Okra with tomatoes and vinegar
This is one of the best ways to eat okra. The okra binds the oil and tomato together into a luscious, slippery stew. You can use fresh, or frozen okra. You can cut the okra into rings, or just slice them into halves down the middle. Typical of Portuguese influenced cooking, this Angolan recipe has a little vinegar in it. It’s wonderful as-is, for a veggie main, or side dish. You can also add a whole, cut up chicken and turn it into a hearty meal (like a bare-bones muambha de gallina).
Angolan okra and tomato is typically made with red palm oil, the kind with a lot of pulp (not the clear variety). Red palm oil has quite a strong flavour, so you can substitute olive oil if you either can’t find palm oil or don’t like it. Don’t skimp on the oil, in some misguided notion of “healthy” though. The oil is part of the substance of the dish.
When choosing fresh okra, choose young, tender, firm pods. They should be bright green, without too many black spots. When it gets old, it can be woody.
– 1lb (400g) okra, fresh or frozen
– 2 tbsp (30ml) olive oil, or other vegetable oil
– 1/3 cup (75ml) red palm oil, or olive oil
– 1 large can (14oz, 400g) of petit diced tomatoes
– 1 onion
– 3 cloves of garlic
– 1 tsp (5ml) chili flakes, or a pinch of cayenne
– 3 tbsp (45ml) cider or white wine vinegar
– 1.5 tsp (7ml) salt, or to taste
– 1 chicken cut into pieces
– 1/2 cup (100ml) white wine
– additional palm oil, vinegar, and salt.
Coarsely chop the garlic, and thinly slice the onion.
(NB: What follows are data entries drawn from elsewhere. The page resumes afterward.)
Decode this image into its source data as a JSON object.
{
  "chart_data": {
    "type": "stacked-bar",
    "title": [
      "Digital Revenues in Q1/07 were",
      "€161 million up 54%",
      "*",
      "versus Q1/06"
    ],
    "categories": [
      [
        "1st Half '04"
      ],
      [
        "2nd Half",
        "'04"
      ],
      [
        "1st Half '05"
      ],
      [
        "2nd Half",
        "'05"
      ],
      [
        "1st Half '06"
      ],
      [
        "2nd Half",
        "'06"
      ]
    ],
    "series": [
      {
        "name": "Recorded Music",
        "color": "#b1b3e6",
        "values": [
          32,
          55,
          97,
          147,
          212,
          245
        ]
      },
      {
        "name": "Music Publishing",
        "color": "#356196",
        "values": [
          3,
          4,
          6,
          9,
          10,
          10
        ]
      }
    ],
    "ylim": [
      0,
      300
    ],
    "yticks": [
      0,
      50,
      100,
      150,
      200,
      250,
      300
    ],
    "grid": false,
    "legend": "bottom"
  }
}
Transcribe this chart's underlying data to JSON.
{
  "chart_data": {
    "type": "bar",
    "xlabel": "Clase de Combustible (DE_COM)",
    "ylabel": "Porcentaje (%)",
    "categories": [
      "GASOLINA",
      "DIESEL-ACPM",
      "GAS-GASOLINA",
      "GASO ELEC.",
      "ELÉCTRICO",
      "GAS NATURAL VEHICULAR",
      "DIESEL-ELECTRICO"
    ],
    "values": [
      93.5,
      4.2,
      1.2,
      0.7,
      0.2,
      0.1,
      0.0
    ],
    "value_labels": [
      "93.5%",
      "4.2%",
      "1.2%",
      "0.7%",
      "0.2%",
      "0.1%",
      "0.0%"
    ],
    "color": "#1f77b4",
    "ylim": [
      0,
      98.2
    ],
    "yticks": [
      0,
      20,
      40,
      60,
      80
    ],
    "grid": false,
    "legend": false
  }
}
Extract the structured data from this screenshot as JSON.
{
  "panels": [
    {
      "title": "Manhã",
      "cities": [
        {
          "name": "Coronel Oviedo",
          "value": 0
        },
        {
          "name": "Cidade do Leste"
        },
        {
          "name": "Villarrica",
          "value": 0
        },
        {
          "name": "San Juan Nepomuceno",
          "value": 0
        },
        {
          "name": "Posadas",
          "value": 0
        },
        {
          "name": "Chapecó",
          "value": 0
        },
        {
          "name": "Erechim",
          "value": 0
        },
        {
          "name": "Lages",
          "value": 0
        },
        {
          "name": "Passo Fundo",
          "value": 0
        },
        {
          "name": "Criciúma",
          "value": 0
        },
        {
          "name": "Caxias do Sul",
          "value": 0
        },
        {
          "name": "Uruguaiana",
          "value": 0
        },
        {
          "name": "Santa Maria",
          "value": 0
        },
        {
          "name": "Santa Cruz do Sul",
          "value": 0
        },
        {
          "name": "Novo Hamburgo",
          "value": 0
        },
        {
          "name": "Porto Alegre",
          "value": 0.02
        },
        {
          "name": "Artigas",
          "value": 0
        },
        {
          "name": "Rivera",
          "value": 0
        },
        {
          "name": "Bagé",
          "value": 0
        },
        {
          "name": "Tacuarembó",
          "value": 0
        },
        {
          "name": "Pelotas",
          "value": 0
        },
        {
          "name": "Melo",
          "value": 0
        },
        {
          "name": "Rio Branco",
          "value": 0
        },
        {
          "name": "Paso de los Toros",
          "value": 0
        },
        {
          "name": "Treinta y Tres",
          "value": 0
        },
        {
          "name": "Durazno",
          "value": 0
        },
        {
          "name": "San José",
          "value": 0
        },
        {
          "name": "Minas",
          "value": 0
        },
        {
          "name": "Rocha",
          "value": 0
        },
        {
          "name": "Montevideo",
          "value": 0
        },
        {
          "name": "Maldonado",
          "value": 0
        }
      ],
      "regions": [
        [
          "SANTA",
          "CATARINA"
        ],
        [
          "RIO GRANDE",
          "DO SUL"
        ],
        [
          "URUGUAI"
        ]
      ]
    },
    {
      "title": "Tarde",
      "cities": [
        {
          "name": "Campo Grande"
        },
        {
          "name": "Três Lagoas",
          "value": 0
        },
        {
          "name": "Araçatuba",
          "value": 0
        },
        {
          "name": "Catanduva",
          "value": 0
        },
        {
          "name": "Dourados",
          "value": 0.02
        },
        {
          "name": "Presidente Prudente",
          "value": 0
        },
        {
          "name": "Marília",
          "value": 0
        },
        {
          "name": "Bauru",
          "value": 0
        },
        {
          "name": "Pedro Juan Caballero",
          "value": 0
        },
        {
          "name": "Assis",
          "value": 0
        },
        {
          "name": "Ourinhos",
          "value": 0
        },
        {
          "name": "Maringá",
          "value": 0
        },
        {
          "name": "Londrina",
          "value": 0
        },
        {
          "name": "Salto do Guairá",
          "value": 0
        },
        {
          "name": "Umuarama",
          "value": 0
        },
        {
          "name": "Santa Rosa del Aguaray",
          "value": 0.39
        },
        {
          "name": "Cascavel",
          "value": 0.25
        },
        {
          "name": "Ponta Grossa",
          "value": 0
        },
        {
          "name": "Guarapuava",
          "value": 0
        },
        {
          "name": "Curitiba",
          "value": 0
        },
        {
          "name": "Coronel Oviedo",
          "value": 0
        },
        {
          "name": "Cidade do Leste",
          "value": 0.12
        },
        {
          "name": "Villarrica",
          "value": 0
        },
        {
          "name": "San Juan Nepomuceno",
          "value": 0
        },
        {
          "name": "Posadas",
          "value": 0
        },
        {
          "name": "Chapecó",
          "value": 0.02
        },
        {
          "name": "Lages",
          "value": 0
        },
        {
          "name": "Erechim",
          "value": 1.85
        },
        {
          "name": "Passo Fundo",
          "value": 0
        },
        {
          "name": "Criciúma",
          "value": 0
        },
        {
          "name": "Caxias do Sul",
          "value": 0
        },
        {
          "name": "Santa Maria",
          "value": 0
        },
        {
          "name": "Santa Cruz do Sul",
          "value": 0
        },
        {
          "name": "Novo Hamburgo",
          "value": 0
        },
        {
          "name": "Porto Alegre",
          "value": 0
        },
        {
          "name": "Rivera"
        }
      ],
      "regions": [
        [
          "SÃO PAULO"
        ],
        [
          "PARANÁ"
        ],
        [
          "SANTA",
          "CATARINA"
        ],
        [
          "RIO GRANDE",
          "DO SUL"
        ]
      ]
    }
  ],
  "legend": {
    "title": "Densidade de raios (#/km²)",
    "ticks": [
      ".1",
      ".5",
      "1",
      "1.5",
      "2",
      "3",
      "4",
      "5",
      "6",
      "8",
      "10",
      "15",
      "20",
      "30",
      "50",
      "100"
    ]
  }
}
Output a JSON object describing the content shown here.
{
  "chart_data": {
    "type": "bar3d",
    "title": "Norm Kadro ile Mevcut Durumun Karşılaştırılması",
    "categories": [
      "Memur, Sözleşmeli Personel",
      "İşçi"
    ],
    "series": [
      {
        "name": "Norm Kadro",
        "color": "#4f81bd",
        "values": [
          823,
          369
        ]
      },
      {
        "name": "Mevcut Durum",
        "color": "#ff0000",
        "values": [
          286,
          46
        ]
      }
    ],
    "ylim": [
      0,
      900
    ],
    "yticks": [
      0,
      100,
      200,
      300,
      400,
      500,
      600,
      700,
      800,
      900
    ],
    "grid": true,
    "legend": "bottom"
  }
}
If the okra is whole, slice it into little wheels, or just slice it lengthwise into halves.
Heat the oil over medium. Add the onion, and cook until it is translucent, and beginning to turn golden. Add the garlic, and cook until it is soft and fragrant. Don’t let it burn. Add the okra, and cook it with the onion, stirring occasionally until it begins to brown a bit on the edges. Add the chili, if using.
Add the tomatoes (if you like, pulse them very briefly in the blender first, to make a tender-chunky texture). Let the mixture heat up until it starts to boil. Add the palm oil. Season with salt and vinegar. When it heats through, taste and adjust seasoning. Let it cook over low heat, until the okra is soft, and almost falling apart (anywhere from 30-50 minutes)
If you do this with chicken, marinate the chicken in the white wine and enough vinegar to cover for an hour before hand. Brown the chicken in a pan. Add the chicken to the mixture at the same time as the tomatoes.
This should be served with a starch–anything from rice to potatoes, to plantain or polenta works. Tapioca fufu is traditional, but exceedingly unpleasant.